L'agence de notation financière Standard & Poor's a menacé de dégrader la note de la dette à long terme du Japon, soulignant que le coût de la catastrophe du 11 mars allait aggraver le lourd déficit public nippon.

S&P a dégradé la perspective de «stable» à «négative» pour cette note actuellement fixée à «AA-», la quatrième meilleure possible sur un total de 22, ce qui correspond à un émetteur de haute qualité.

Selon l'agence, le séisme de magnitude 9 et le tsunami géant qui ont dévasté le nord-est de l'archipel, faisant des milliers de morts et disparus, devrait entraîner des coûts de reconstruction de l'ordre de 30 000 milliards de yens (347 milliards de dollars canadiens), une estimation supérieure à celle du gouvernement, fixé aujourd'hui à 25 000 milliards de yens.

«Nous pensons que les pouvoirs publics assumeront l'essentiel de ce coût, ce qui grossira le déficit public de deux points de PIB cette année et d'un point l'an prochain», a-t-elle expliqué.

S&P évalue que le déficit public du Japon atteindra 11% du Produit intérieur brut (PIB) lors de l'année budgétaire 2011 et qu'il dépassera encore 8% en 2014.

Cette aggravation va mécaniquement augmenter l'ampleur déjà colossale de la dette publique japonaise, qui représente aujourd'hui quelque 200% du PIB de la troisième puissance économique mondiale, soit la proportion la plus forte parmi les pays développés.

L'agence qui a réduit d'un cran en janvier la note du Japon à cause de son lourd endettement, a prévenu qu'elle pourrait de nouveau l'abaisser «si aucune consolidation budgétaire n'empêche la détérioration des finances publiques lors des deux années à venir».

Le ministre japonais des Finances, Yoshihiko Noda, a tenté de rassurer, affirmant que les autorités voulaient par leur ambition rigoriste «inspirer la confiance à l'intérieur du pays comme à l'étranger».

«Si la reconstruction est une tâche majeure, la réforme budgétaire ne peut être laissée de côté. Notre volonté est d'équilibrer les deux», a-t-il insisté.

S&P a souligné que son appréciation dépendrait «de la capacité du gouvernement japonais à créer un consensus politique sur des mesures d'ajustement budgétaire», évoquant notamment des augmentations fiscales.

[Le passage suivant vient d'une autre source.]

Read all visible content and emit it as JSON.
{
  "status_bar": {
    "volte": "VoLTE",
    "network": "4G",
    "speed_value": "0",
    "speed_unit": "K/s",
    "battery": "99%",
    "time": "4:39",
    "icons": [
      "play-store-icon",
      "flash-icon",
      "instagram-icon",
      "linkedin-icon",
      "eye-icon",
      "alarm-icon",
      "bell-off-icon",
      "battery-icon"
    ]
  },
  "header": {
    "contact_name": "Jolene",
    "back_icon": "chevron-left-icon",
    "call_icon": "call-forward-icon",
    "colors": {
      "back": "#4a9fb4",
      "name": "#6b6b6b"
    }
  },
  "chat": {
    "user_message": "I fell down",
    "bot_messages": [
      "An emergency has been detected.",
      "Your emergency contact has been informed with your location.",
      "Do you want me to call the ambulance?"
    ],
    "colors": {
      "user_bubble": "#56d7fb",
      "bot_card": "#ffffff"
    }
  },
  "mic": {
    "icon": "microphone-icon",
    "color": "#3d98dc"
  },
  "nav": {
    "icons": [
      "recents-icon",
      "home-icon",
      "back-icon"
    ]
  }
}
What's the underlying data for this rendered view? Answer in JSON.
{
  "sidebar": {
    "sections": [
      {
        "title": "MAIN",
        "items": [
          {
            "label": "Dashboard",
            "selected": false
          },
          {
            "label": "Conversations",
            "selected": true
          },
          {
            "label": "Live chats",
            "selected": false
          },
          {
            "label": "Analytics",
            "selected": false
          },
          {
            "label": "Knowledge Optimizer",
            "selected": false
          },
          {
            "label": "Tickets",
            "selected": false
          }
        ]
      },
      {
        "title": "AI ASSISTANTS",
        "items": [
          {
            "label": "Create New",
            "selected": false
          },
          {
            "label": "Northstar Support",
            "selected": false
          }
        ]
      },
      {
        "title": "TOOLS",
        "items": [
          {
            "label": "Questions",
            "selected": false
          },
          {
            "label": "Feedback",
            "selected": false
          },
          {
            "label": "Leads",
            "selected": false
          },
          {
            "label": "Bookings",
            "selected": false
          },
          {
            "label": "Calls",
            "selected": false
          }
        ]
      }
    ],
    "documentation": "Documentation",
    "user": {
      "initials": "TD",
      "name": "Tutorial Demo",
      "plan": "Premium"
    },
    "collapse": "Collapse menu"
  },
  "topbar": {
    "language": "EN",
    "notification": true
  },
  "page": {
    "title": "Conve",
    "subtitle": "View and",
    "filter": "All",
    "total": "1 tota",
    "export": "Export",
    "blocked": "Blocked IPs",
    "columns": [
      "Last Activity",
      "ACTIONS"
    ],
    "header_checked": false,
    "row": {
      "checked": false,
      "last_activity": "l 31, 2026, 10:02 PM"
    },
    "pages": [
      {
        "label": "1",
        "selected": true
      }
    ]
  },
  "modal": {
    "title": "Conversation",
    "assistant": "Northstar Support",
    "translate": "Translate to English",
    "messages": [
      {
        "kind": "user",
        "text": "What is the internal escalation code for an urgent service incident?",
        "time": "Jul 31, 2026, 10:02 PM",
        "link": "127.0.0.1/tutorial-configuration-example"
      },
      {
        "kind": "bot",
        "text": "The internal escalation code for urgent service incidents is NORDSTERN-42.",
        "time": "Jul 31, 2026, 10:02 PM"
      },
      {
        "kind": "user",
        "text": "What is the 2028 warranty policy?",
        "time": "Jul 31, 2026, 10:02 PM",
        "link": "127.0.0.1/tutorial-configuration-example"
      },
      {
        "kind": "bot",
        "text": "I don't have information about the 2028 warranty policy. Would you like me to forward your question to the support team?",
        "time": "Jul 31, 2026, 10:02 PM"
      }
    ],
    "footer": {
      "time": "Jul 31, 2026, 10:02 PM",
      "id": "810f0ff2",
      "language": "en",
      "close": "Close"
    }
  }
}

L'équipe du premier ministre de centre gauche, Naoto Kan, envisage bien de relever les impôts, mais aucune décision n'a été prise sur ce sujet tabou. Elle doit en outre composer avec l'opposition conservatrice qui peut bloquer ses projets grâce à la majorité qu'elle détient à la Chambre haute du Parlement.

Depuis le séisme, le gouvernement a prévu une première rallonge budgétaire de 4000 milliards de yens (33 milliards d'euros), financée par des économies sur divers postes, mais a d'ores et déjà jugé nécessaire une deuxième rallonge, qui reposera cette fois sur l'émission d'obligations d'État.

S&P a concédé que ses projections sur le déficit public nippon étaient «incertaines» au vu de la situation toujours instable à la centrale nucléaire de Fukushima, accidentée depuis le tsunami du 11 mars.

Elle a estimé par ailleurs que ces désastres ne pèseraient pas sur la croissance à moyen terme et n'entraîneraient pas «de relèvement significatif des taux d'intérêt sur la dette publique».

Au crédit de la note du Japon, l'agence a relevé en outre que le pays était «détenteur net d'actifs à l'étranger», disposait «d'un système financier solide et d'une économie diversifiée» et que le yen constituait «une monnaie de réserve importante sur le plan international».

Parmi les deux autres grandes agences de notation, Fitch attribue au Japon «AA» (la 3e meilleure sur une échelle de 22), assortie d'une perspective «stable», et Moody's «Aa2» (3e sur 19) avec une perspective «négative».